Ausgabe 2026/08

14.08.2026

Nachbarschaftshilfe darf kein Ersatz für soziale Verantwortung werden

Foto: dbn ki-generiert

Nachbarschaftshilfe darf kein Ersatz für soziale Verantwortung werden

Nachbarschaftshilfe gilt oft als leuchtendes Beispiel gelebter Solidarität. Wenn Menschen einander im Alltag unterstützen, Haustiere betreuen, kleine Reparaturen übernehmen oder älteren Nachbarinnen und Nachbarn zur Hand gehen, stärkt das zweifellos den sozialen Zusammenhalt. Eine aktuelle Umfrage von ImmoScout24, auf die Seniorenbundpräsidentin Ingrid Korosec verweist, zeigt: 39 Prozent der Österreicherinnen und Österreicher engagieren sich bereits in irgendeiner Form in der Nachbarschaftshilfe.

Doch gerade diese Zahl sollte nicht nur Anlass zu Lob sein. Sie wirft auch Fragen auf: Warum sind so viele Menschen überhaupt auf informelle Hilfe angewiesen? Und wo endet freiwillige Unterstützung, wo beginnt das Versagen öffentlicher Strukturen? Wenn Nachbarschaftshilfe zunehmend Aufgaben übernimmt, die eigentlich durch Pflege, soziale Dienste oder kommunale Angebote abgesichert sein müssten, wird aus Solidarität schnell eine stille Notlösung.

Besonders auffällig ist, dass sich laut Umfrage die Altersgruppe der 50- bis 69-Jährigen überdurchschnittlich häufig engagiert. Korosec betont zu Recht, dass ältere Menschen eine wichtige Stütze für Familien, Vereine, Gemeinden und Nachbarschaften sind. Gleichzeitig darf ihr Einsatz nicht romantisiert werden. Wer selbst älter wird, familiäre Verpflichtungen hat oder gesundheitlich belastet ist, kann nicht dauerhaft als Lückenfüller eines überforderten Sozialsystems dienen.

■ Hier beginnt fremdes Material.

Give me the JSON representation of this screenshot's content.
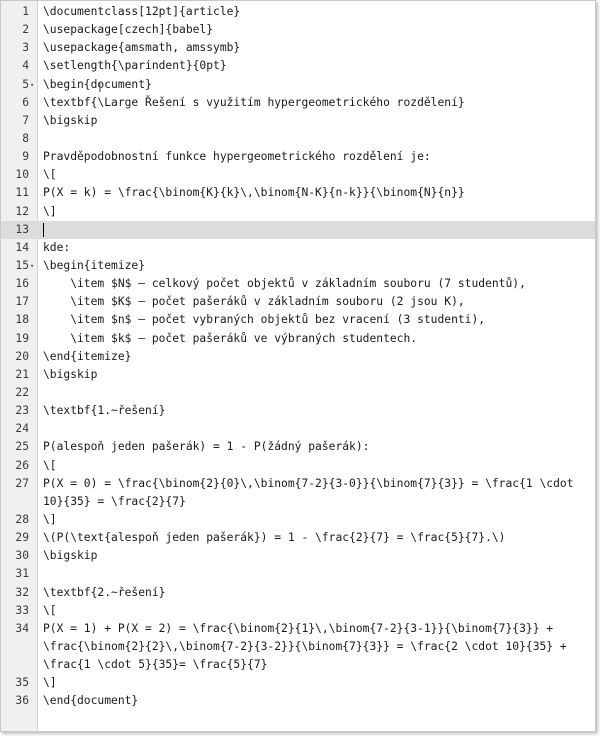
{
  "editor": {
    "lines": [
      {
        "n": "1",
        "t": "\\documentclass[12pt]{article}"
      },
      {
        "n": "2",
        "t": "\\usepackage[czech]{babel}"
      },
      {
        "n": "3",
        "t": "\\usepackage{amsmath, amssymb}"
      },
      {
        "n": "4",
        "t": "\\setlength{\\parindent}{0pt}"
      },
      {
        "n": "5",
        "t": "\\begin{document}",
        "fold": true
      },
      {
        "n": "6",
        "t": "\\textbf{\\Large Řešení s využitím hypergeometrického rozdělení}"
      },
      {
        "n": "7",
        "t": "\\bigskip"
      },
      {
        "n": "8",
        "t": ""
      },
      {
        "n": "9",
        "t": "Pravděpodobnostní funkce hypergeometrického rozdělení je:"
      },
      {
        "n": "10",
        "t": "\\["
      },
      {
        "n": "11",
        "t": "P(X = k) = \\frac{\\binom{K}{k}\\,\\binom{N-K}{n-k}}{\\binom{N}{n}}"
      },
      {
        "n": "12",
        "t": "\\]"
      },
      {
        "n": "13",
        "t": "",
        "current": true
      },
      {
        "n": "14",
        "t": "kde:"
      },
      {
        "n": "15",
        "t": "\\begin{itemize}",
        "fold": true
      },
      {
        "n": "16",
        "t": "    \\item $N$ – celkový počet objektů v základním souboru (7 studentů),"
      },
      {
        "n": "17",
        "t": "    \\item $K$ – počet pašeráků v základním souboru (2 jsou K),"
      },
      {
        "n": "18",
        "t": "    \\item $n$ – počet vybraných objektů bez vracení (3 studenti),"
      },
      {
        "n": "19",
        "t": "    \\item $k$ – počet pašeráků ve výbraných studentech."
      },
      {
        "n": "20",
        "t": "\\end{itemize}"
      },
      {
        "n": "21",
        "t": "\\bigskip"
      },
      {
        "n": "22",
        "t": ""
      },
      {
        "n": "23",
        "t": "\\textbf{1.~řešení}"
      },
      {
        "n": "24",
        "t": ""
      },
      {
        "n": "25",
        "t": "P(alespoň jeden pašerák) = 1 - P(žádný pašerák):"
      },
      {
        "n": "26",
        "t": "\\["
      },
      {
        "n": "27",
        "t": "P(X = 0) = \\frac{\\binom{2}{0}\\,\\binom{7-2}{3-0}}{\\binom{7}{3}} = \\frac{1 \\cdot"
      },
      {
        "n": "",
        "t": "10}{35} = \\frac{2}{7}"
      },
      {
        "n": "28",
        "t": "\\]"
      },
      {
        "n": "29",
        "t": "\\(P(\\text{alespoň jeden pašerák}) = 1 - \\frac{2}{7} = \\frac{5}{7}.\\)"
      },
      {
        "n": "30",
        "t": "\\bigskip"
      },
      {
        "n": "31",
        "t": ""
      },
      {
        "n": "32",
        "t": "\\textbf{2.~řešení}"
      },
      {
        "n": "33",
        "t": "\\["
      },
      {
        "n": "34",
        "t": "P(X = 1) + P(X = 2) = \\frac{\\binom{2}{1}\\,\\binom{7-2}{3-1}}{\\binom{7}{3}} +"
      },
      {
        "n": "",
        "t": "\\frac{\\binom{2}{2}\\,\\binom{7-2}{3-2}}{\\binom{7}{3}} = \\frac{2 \\cdot 10}{35} +"
      },
      {
        "n": "",
        "t": "\\frac{1 \\cdot 5}{35}= \\frac{5}{7}"
      },
      {
        "n": "35",
        "t": "\\]"
      },
      {
        "n": "36",
        "t": "\\end{document}"
      }
    ]
  }
}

Nachbarschaftshilfe schafft Begegnung und kann Einsamkeit lindern. Doch sie braucht Rahmenbedingungen: erreichbare soziale Dienste, leistbare Pflegeangebote, funktionierende Mobilität und Gemeinden, die freiwilliges Engagement unterstützen, ohne es auszunutzen. Solidarität im Wohnumfeld ist wertvoll — aber sie darf nicht zur Ausrede werden, notwendige politische und soziale Maßnahmen aufzuschieben.
Der Befund ist daher ambivalent: Ja, Nachbarschaftshilfe zeigt, wie stark der gesellschaftliche Zusammenhalt sein kann. Aber sie zeigt auch, wo Menschen bereits einspringen müssen, weil professionelle Unterstützung fehlt oder nicht rechtzeitig ankommt. Wer Nachbarschaftshilfe ernst nimmt, sollte sie nicht nur feiern, sondern auch dafür sorgen, dass sie freiwillig bleibt — und nicht zur Pflicht aus Mangel an Alternativen wird.